Além de serem as maiores vítimas de doenças cardíacas, mulheres têm piores desfechos em cirurgia de revascularização
De acordo com as estatísticas, são mais vulneráveis a complicações no pós-operatório, sendo que as mais jovens, abaixo dos 50 anos, apresentam três vezes mais risco de morte.
*Maria Cristina Izar
Dados do Estudo de Carga de Doença Global (GBD) de 2021 estimaram para o Brasil que as doenças cardiovasculares (DCVs) causariam 162,2 mortes e 3.568,0 DALYs (Disability Adjusted Life Years) para cada 100 mil habitantes, sendo que cada DALY representa a perda de um ano de plena saúde. Embora tenhamos um progresso considerável na diminuição de óbitos por DCVs de 1980 a 2021, houve um aumento preocupante da taxa de “mortalidade bruta”, ou seja, por um período específico e recente e do número de DALYs nos últimos anos.
DCVs são a principal causa de morte entre mulheres no mundo e foram responsáveis por aproximadamente um terço do total de óbitos femininos em 2021. A doença isquêmica do coração (DIC) contribuiu significativamente para estas estatísticas. Ainda que a recorrência de DIC também tenha diminuído nos últimos 20 anos, os números indicam que a mortalidade entre mulheres de 35 a 54 anos está aumentando.
Dentro desse quadro, outro agravante – discutido no recente documento Posicionamento sobre Doença Isquêmica do Coração – A Mulher no Centro do Cuidado, da Sociedade Brasileira de Cardiologia – são os óbitos durante e pós Cirurgia de Revascularização do Miocárdio (RVM). As mulheres submetidas ao procedimento têm maior mortalidade e mais complicações pós-operatórias, apesar de menor carga aterosclerótica. Além disso, as fatalidades, no momento da RVM, são maiores nas mais jovens: estima-se um risco três vezes superior em mulheres com idade inferior a 50 anos.

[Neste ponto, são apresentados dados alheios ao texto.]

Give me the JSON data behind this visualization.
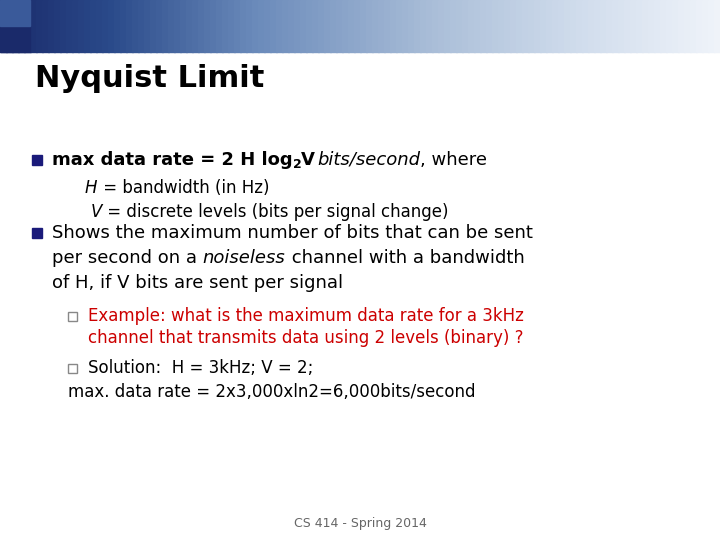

Vários fatores de ordem epidemiológica, anatômica e/ou relacionados à técnica operatória fazem com que os resultados da cirurgia de RVM em mulheres sejam menos favoráveis. Entre eles, estudos apontam que, na avaliação cirúrgica, as mulheres tendem a apresentar perfil clínico de maior risco operatório, com mais incidência de comorbidades associadas, tais como hipertensão, diabetes, insuficiência cardíaca, síndromes coronarianas agudas e maior grau de comprometimento da função respiratória.
Um dos agentes complicadores da RVM em mulheres é que as artérias coronárias são diretamente proporcionais à superfície corpórea dos indivíduos e, consequentemente, nelas são habitualmente menores do que nos homens. Para se ter uma ideia, quando estratificada por grupos, a mortalidade em pacientes com coronárias calibrosas (2,5 - 3,5 mm) foi de 1,5%, aumentando para 4,6% naqueles com diâmetro intermediário (1,5 - 2,0 mm) e chegando a 15,8% naqueles cujas artérias coronárias tinham diâmetro médio de 1 mm. Essas características menos favoráveis aos enxertos, tanto arteriais como venosos, predispõe à trombose precoce e tendência a espasmos, aumentando a chance de desfechos desfavoráveis.
Ações específicas
Diante deste cenário árido, temos que insistir na tecla da prevenção junto à sociedade e aos governos. Ações multifacetadas, envolvendo um pool de profissionais em prol da mesma causa – afastar a probabilidade de doenças cardíacas se instalarem ou se agravarem – é a melhor e mais eficiente resposta.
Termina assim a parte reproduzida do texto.